How We Tested: Benchmarking
We used a 5400 RPM, 2.5” hard drive (rather than a more enthusiast-oriented) conventional SSD specifically to slow down our test times and magnify any differences that the AV products might be exerting on storage operations. In the same vein, this is also why needed a higher caliber of timing tools. A simple stopwatch is too imprecise for several of these tests. Instead, we turned to Microsoft’s Windows Performance Analysis toolkit. The need for this should be clear from the following Microsoft data (found in http://bit.ly/oOg71J):
System Configuration | Manual Testing Variance | Automated Testing Variance |
---|---|---|
High-end desktop | 453 000 ms | 13 977 ms |
Mid-range laptop | 710 246 ms | 20 401 ms |
Low-end netbook | 415 250 ms | 242 303 ms |
We combined methodology suggestions from AVG, GFI, McAfee, and Symantec to arrive at our final test set as described below.
1. Install time.
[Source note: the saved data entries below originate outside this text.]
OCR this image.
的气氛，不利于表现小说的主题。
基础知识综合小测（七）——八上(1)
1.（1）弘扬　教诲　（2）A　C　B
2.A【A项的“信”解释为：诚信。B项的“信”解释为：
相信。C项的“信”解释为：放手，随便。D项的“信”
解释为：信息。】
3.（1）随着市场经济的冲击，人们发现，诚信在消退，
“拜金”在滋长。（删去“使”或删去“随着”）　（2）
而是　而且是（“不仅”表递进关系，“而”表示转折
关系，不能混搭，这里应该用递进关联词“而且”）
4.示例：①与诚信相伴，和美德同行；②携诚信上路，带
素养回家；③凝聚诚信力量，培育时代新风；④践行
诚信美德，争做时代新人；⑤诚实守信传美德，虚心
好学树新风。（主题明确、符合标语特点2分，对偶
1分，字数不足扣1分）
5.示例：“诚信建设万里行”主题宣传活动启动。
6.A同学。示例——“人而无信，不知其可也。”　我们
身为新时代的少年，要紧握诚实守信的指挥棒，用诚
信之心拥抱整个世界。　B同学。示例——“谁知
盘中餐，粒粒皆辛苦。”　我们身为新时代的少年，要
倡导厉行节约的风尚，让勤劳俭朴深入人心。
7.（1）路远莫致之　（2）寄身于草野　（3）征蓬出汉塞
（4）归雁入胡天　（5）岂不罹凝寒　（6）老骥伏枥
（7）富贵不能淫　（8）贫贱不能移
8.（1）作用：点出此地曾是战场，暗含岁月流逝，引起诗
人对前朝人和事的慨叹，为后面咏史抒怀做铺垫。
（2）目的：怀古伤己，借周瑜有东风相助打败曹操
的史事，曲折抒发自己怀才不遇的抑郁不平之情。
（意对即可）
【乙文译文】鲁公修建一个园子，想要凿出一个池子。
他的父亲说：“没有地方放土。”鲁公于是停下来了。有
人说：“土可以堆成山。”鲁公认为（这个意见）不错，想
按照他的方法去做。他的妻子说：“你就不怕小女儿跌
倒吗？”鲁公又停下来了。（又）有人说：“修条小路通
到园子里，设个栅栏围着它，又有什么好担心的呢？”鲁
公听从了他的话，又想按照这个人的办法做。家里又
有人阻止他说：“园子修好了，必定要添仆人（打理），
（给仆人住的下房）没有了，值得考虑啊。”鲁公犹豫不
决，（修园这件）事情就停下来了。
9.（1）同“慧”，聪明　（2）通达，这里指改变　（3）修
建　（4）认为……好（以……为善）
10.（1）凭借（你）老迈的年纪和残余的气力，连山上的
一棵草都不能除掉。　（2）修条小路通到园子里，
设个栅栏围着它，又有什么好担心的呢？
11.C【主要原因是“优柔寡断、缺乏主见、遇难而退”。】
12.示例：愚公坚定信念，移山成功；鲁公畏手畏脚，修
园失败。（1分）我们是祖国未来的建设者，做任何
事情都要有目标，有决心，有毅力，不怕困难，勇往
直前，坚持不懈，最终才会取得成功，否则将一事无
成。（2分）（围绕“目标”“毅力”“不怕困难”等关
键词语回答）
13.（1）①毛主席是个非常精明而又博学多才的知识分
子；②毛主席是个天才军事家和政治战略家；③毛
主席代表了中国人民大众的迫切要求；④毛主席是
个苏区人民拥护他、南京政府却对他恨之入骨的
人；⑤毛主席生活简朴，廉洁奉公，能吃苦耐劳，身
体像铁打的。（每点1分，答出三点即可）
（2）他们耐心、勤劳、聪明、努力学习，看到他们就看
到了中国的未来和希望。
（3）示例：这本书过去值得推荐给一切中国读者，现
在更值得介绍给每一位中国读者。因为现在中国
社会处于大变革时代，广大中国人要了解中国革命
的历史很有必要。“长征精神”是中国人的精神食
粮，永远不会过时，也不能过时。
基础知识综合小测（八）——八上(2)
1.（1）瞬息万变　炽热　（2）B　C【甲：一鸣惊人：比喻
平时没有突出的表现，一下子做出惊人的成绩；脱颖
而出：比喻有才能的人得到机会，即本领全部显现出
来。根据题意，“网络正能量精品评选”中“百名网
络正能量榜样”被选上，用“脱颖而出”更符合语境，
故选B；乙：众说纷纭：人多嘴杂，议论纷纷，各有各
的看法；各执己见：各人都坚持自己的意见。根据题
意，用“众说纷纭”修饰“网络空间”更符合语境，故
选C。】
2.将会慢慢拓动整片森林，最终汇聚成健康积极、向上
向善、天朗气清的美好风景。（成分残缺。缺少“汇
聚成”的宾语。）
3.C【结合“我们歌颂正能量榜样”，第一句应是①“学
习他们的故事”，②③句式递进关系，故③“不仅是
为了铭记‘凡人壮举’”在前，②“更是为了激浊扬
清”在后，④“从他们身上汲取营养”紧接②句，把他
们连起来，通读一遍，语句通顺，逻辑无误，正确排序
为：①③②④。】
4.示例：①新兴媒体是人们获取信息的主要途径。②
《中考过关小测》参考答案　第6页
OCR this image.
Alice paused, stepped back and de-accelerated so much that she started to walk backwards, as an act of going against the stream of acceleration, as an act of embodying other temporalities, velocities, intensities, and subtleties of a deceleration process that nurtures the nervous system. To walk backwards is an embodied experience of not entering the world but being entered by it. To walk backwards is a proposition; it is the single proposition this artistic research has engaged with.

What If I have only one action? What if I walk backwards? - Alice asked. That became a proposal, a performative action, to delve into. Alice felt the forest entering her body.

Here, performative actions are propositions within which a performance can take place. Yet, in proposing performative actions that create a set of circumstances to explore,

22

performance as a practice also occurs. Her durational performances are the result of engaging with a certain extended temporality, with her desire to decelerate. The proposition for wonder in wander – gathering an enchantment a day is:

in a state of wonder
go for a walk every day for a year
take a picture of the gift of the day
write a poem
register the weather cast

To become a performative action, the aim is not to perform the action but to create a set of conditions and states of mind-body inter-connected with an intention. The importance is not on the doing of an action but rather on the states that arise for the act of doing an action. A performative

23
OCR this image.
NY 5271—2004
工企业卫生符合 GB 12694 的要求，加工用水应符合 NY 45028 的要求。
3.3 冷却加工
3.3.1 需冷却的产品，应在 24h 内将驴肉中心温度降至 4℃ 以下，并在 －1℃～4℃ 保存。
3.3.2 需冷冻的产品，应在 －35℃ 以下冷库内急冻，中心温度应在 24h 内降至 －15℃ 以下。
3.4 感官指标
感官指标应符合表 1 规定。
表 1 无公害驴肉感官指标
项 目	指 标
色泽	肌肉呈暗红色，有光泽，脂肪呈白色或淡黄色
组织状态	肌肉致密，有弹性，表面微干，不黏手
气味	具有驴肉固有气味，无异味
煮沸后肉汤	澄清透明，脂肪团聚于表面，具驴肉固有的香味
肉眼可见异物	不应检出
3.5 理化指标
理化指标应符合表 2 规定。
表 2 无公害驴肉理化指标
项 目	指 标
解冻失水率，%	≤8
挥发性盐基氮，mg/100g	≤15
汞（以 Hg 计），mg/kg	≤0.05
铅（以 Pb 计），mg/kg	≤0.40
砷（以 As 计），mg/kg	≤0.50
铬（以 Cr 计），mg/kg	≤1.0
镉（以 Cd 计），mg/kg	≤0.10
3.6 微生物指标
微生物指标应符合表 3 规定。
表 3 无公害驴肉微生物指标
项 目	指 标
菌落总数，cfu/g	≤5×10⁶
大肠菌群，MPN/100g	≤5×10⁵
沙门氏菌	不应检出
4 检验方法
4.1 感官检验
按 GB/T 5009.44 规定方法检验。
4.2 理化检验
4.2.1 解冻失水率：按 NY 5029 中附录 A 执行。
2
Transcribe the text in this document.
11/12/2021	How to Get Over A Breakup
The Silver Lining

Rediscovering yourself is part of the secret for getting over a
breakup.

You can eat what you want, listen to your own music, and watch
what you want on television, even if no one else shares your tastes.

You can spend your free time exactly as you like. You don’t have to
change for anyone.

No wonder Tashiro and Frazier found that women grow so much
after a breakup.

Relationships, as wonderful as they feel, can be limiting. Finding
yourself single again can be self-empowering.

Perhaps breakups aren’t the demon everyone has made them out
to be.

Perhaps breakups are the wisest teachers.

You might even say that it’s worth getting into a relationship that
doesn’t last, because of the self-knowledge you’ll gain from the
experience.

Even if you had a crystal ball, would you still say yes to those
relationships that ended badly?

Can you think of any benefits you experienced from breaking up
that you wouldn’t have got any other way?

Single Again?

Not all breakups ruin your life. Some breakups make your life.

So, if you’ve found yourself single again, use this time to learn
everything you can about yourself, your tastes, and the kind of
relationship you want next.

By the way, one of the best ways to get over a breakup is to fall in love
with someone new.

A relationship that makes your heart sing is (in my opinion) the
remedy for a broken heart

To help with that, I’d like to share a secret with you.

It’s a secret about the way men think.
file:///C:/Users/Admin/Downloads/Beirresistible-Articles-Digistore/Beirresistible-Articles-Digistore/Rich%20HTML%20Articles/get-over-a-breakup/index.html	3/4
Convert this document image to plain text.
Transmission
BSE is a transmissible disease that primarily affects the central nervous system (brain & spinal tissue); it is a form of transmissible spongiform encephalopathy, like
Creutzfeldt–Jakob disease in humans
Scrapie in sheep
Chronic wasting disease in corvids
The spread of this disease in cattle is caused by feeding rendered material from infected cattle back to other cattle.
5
Using Windows PowerShell running with admin rights, we measured the installation time of LibreOffice 3.4.3 with this command:
$libreoffice_time=measure-command {start-process "msiexec.exe" -Wait -NoNewWindow -ArgumentList "/i .\libreoffice34.msi /qn"}
$libreoffice_time.TotalSeconds
2. Boot time. We used Windows Performance Analyzer’s xbootmgr and xperf tools to measure time elapsed across five looping boot cycles. Our score shows the mean time of the five cycles. Our command was:
xbootmgr –trace boot –prepSystem –numruns 5
3. Standby time. We used Windows Performance Analysis xbootmgr and xperf tools to measure time elapsed across five looping standby cycles. Our score shows the mean time of the five cycles. Our command was:
xbootmgr –trace standby –numruns 5
4. Synthetic performance. Our only conventional benchmark in this group, we used PCMark 7 to illustrate performance across a range of conventional computing tasks.
5. Page loads. We selected the following element-dense pages and used HTTPWatch to measure their load times in Internet Explorer 9.
6. Scan time.
This time, a simple stopwatch would do, although most AV vendors display their scanning run times within the application. Given the time scale involved, we felt confident simply using these rougher tools. Because many vendors cache scanned files, we’ve broken out data for the first full scan and a mean value of three subsequent scans. The test system was rebooted between each scan.